Forecasting with PC componenet model.
var3 = VAR(cbind(CPI, pc), p =1, type = 'const')
fvar2 = forecast(var3, h =3)
autoplot(fvar2)
fvar2$forecast$CPI
## Point Forecast Lo 80 Hi 80 Lo 95 Hi 95
## 2019 Q1 253.8980 252.8307 254.9653 252.2657 255.5303
## 2019 Q2 255.0371 253.5255 256.5487 252.7254 257.3489
## 2019 Q3 256.1764 254.3224 258.0304 253.3409 259.0118
The Vector Autoregressive model with Principal component suggests that for the first quarter of 2019, the CPI will be 253.8980. The exact meaning of the Principal component is hard to interpret.

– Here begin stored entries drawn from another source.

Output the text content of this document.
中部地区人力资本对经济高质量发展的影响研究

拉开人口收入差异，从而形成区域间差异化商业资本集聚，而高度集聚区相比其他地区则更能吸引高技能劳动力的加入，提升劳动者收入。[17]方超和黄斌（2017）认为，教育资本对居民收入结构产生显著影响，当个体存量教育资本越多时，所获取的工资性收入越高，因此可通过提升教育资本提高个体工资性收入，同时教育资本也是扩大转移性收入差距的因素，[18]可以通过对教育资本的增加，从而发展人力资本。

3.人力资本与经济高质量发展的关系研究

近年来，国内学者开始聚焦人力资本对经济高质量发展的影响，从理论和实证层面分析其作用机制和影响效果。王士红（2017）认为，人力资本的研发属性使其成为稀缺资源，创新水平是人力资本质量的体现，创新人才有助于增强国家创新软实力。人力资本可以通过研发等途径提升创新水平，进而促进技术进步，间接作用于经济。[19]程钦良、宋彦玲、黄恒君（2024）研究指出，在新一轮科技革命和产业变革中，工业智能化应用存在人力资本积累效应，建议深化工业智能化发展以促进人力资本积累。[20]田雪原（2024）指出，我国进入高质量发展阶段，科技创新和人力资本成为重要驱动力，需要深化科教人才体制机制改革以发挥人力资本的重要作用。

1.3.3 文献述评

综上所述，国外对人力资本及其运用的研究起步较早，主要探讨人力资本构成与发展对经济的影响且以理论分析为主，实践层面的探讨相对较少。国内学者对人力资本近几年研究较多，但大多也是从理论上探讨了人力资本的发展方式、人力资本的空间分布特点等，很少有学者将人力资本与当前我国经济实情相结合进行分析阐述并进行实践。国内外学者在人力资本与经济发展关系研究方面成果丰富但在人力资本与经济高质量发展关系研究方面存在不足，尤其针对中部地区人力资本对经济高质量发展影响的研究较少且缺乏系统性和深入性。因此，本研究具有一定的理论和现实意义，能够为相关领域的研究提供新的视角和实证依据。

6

Comparing the accuracy PC & ARIMA model
This is the accuracy of the PC
accuracy(fvar2$forecast$CPI,d=1, D=0)
## ME RMSE MAE MPE MAPE MASE ACF1
## Training set -0.0000000000000008418657 0.8268766 0.5443384 -0.0755122 0.5244213 0.4737458 0.3555163
This is the accuracy of the ARIMA model.
accuracy(fvar$forecast$CPI,d=1, D=0)
## ME RMSE MAE MPE MAPE MASE ACF1
## Training set -0.000000000000000676728 0.77214 0.4828257 -0.05978604 0.4327868 0.4202104 0.01620901
Comparing the accuracy model, one can see that the Principal Component’s RMSE is lower than “auto.arima”’s RMSE model. But the difference is meager 0.054. Thus, it’s preferable to use the model with the PC component.